Sobre o processo de imagem ritual

Leah Cunha é mulher trans, negra, artista visual, performer, favelada é candomblecista. É diretora artística do laboratório de composição de imagem-ritual.

A oficina de composição de imagens é ministrada por Leaħ: mulher trans, negra, candomblecista, favelada e diretora artística do Laboratório de Composição de Imagem-Ritual. A partir de uma perspectiva decolonial, a oficina é um espaço-tempo de cuidado, escuta e expressão estética, que toma como referência as tradições culturais negras vividas na diáspora. Levando em conta o invisível como parte fundante do visível, a oficina propõe a experimentação do sentido da visão apenas como parte do processo de composição da arte visual. O olfato, o paladar, os movimentos, a escuta e o tato são campos importantes para vivenciar as visualidades.

Para respaldar teoricamente a pesquisa e a composição em Imagem-Ritual, e todas as discussões que levam em conta a afirmação do invisível como parte fundante do visível, tomamos como ponto de partida a intelectualidade negra brasileira, que pensa, dentro do espectro das culturas negras, as imagens e ritualizações. Entre as/os intelectuais que dão fundamento à nossa pesquisa temos: Lélia Gonzalez, Sueli Carneiro, Beatriz Nascimento, Abdias Nascimento, a doutora Leda Mara Martins, o doutor Muniz Sodré, a filosofa doutora Denise Ferreira da Silva, a professora Yêda Pessoa, Edileuza Pena, entre outras e outros.

O Coletivo abrange fotografias, videografias e performances, tudo resultado de um processo de trabalho investigativo, um trabalho ancestral de cada uma, de cada um. O ponto central de investigação desta pesquisa é a inseparabilidade do nosso corpo com o mundo, uma premissa básica das tradições populares e religiosas afro-ameríndias: somos compostas por elementos da natureza.

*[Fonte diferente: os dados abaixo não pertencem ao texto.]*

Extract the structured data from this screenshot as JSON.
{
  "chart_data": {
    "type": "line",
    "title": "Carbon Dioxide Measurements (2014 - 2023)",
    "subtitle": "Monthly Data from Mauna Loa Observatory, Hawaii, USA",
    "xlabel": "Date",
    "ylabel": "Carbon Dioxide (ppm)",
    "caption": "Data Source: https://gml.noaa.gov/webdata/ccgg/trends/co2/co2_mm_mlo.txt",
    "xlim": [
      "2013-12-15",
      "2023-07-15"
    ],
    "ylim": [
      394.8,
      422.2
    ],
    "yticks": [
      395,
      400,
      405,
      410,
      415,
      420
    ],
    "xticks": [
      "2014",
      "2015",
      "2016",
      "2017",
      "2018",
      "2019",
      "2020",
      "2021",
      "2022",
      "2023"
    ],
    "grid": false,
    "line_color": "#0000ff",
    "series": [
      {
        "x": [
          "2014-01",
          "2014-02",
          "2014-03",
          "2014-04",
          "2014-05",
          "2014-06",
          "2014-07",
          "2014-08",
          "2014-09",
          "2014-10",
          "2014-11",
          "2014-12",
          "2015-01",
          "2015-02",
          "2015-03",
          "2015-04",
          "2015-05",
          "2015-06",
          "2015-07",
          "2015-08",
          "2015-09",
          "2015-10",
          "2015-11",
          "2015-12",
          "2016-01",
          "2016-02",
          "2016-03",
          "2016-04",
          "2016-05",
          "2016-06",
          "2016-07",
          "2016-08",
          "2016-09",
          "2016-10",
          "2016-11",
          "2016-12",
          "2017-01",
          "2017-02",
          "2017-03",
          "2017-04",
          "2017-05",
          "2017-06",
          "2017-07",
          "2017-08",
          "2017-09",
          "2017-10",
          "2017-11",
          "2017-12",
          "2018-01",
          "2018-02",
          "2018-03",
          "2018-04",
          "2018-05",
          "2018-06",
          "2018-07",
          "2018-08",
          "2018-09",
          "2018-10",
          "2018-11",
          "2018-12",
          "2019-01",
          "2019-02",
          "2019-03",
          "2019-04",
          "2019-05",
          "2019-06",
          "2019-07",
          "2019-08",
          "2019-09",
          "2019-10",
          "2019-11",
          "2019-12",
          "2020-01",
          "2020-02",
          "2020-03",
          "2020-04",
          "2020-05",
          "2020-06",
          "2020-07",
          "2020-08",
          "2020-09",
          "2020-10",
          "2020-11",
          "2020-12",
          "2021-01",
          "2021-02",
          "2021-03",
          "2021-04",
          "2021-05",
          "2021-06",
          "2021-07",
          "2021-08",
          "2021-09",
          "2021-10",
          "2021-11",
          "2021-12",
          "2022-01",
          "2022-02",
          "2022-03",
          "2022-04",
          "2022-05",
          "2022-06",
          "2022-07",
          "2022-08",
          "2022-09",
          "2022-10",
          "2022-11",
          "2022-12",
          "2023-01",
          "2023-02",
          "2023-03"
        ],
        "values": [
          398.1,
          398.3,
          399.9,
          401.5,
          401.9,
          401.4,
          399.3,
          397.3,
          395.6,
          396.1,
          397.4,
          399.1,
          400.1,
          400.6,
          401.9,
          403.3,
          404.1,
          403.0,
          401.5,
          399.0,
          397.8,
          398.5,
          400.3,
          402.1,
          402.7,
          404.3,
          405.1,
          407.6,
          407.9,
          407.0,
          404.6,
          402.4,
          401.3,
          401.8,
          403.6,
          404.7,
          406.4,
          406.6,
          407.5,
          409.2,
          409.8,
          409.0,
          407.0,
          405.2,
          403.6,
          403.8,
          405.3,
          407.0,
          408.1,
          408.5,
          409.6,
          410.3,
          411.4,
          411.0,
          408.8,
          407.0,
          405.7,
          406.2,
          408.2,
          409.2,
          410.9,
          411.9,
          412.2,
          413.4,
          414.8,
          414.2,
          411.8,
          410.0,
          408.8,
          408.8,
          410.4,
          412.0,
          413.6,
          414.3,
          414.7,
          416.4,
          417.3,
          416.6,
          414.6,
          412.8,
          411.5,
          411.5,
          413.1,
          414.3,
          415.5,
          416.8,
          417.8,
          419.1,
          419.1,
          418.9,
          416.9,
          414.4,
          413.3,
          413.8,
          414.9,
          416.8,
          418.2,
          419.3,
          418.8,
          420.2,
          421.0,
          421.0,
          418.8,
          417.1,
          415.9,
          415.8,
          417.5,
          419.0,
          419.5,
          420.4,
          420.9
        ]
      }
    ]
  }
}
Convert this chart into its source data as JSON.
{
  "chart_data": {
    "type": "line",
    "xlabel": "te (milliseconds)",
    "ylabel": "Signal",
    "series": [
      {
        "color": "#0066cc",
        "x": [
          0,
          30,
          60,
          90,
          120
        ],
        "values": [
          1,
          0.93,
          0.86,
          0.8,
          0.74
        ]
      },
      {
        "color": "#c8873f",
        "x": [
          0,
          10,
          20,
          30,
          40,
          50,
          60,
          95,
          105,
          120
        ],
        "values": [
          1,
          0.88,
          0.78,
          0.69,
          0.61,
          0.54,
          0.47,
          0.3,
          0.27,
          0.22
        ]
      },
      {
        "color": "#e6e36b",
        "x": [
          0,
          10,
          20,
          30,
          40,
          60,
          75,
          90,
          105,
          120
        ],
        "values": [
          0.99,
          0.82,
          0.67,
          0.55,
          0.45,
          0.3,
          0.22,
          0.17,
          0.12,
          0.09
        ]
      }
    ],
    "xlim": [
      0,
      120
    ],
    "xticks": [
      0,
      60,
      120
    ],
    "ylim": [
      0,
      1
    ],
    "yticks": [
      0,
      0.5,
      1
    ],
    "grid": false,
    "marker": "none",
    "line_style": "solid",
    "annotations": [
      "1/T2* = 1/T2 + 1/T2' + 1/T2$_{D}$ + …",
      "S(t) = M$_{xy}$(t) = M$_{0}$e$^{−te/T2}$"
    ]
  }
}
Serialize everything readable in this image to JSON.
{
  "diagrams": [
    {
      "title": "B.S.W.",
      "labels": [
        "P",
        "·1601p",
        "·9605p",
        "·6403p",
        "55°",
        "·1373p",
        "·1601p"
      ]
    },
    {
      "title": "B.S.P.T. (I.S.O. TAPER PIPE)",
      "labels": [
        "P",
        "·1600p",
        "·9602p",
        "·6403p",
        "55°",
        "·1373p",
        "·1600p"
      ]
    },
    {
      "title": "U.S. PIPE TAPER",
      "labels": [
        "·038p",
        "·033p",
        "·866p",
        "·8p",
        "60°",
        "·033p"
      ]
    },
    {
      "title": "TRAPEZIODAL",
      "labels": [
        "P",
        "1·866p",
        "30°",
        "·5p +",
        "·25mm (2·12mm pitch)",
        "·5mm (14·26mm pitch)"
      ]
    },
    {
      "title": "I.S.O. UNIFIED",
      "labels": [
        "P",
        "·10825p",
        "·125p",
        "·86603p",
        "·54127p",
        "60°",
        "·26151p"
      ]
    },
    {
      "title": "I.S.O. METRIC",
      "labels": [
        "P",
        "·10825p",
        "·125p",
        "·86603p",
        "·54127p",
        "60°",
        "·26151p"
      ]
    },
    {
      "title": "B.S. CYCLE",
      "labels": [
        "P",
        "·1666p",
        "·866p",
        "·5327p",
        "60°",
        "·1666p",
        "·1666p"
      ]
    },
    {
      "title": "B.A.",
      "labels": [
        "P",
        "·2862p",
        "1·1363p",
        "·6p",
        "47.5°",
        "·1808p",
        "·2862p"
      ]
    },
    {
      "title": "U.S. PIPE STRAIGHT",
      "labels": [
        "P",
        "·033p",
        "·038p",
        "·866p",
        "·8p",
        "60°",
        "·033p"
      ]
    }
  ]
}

Nessa investigação, que pode durar horas ou dias, imergimos num espaço-tempo em que pesquisamos qual elemento da natureza fala mais alto em determinado corpo, em determinada corpa. E a partir daí, começamos uma investigação transsensorial (trans= estar nas bordas, nos limites, nos limiares, nas transições. Se há aqui um ser, este ser é fluido, correnteza, atlântico). Na investigação transsensorial, o toque inventa sonoridades, as sonoridades inventam caminhos com cheiros, o olfato estala cores, as cores lambem paladares e os paladares asseguram movimentos, instavelmente equilibrados, nascentes, olho d’água e, de repente, uma palavra insabida, distraída de sentido engessado. Palavras que só fazem sentindo.

A partir daí, percebemos que a visualidade ocidental é pobre, pois é amputada dos outros sentidos. A arte visual que propomos está em inteira pulsação com todo o campo sensório. Mas, por que IMAGEM-RITUAL?

Para falar de ritual aqui, conversaremos com a rainha Leda Maria Martins. Para a autora, o corpo é o lugar das memórias, dos legados deixados pelos nossos antepassados e nele, no corpo, na corpa, coexiste o visível e o invisível. E este é o feitiço (Muniz Sodré), o ritual: saber manejar o visível e o invisível.

No VISÍVEL, há uma dimensão concreta, palpável, descritiva. Conseguimos falar de certo cheiro, do peso de algo, da velocidade de alguma coisa, das levezas, das cores, das texturas. E o que seria o INVISÍVEL NO PROCESSO DE PESQUISA E COMPOSIÇAO DE IMAGEM-RITUAL? O invisível seria a sensação sem nome, quando entramos em contato com um corpo (pedra, pena, pó, pele); seria o calafrio, o choro, o riso, a alegria, enfim, O ESTRANHAMENTO característico da zona limítrofe, lá onde a palavra ainda dança sem nome. Geralmente, neste momento, nos perguntamos: isso existe, isso é legítimo, é arte, isso é foto, é teatro, é performance? É aí, quando surge o ESTRANHO, que o trabalho começa e é preciso coragem e cuidado para sustentar a dimensão trans (o limite, o limiar, o desconforto). Eu, como diretora artística, CUIDO para que nos percamos o suficiente para a criação. Ao mesmo tempo que instigo o coletivo a entrar nessa zona desconfortável do não saber, do estranho, do descontrole, do esquisito, do ridículo, também escuto até onde cada um pode ir. O investimento neste ponto gera a performance. Estou há dez anos nesta pesquisa, que vaza também para o meu trabalho de atriz nos palcos.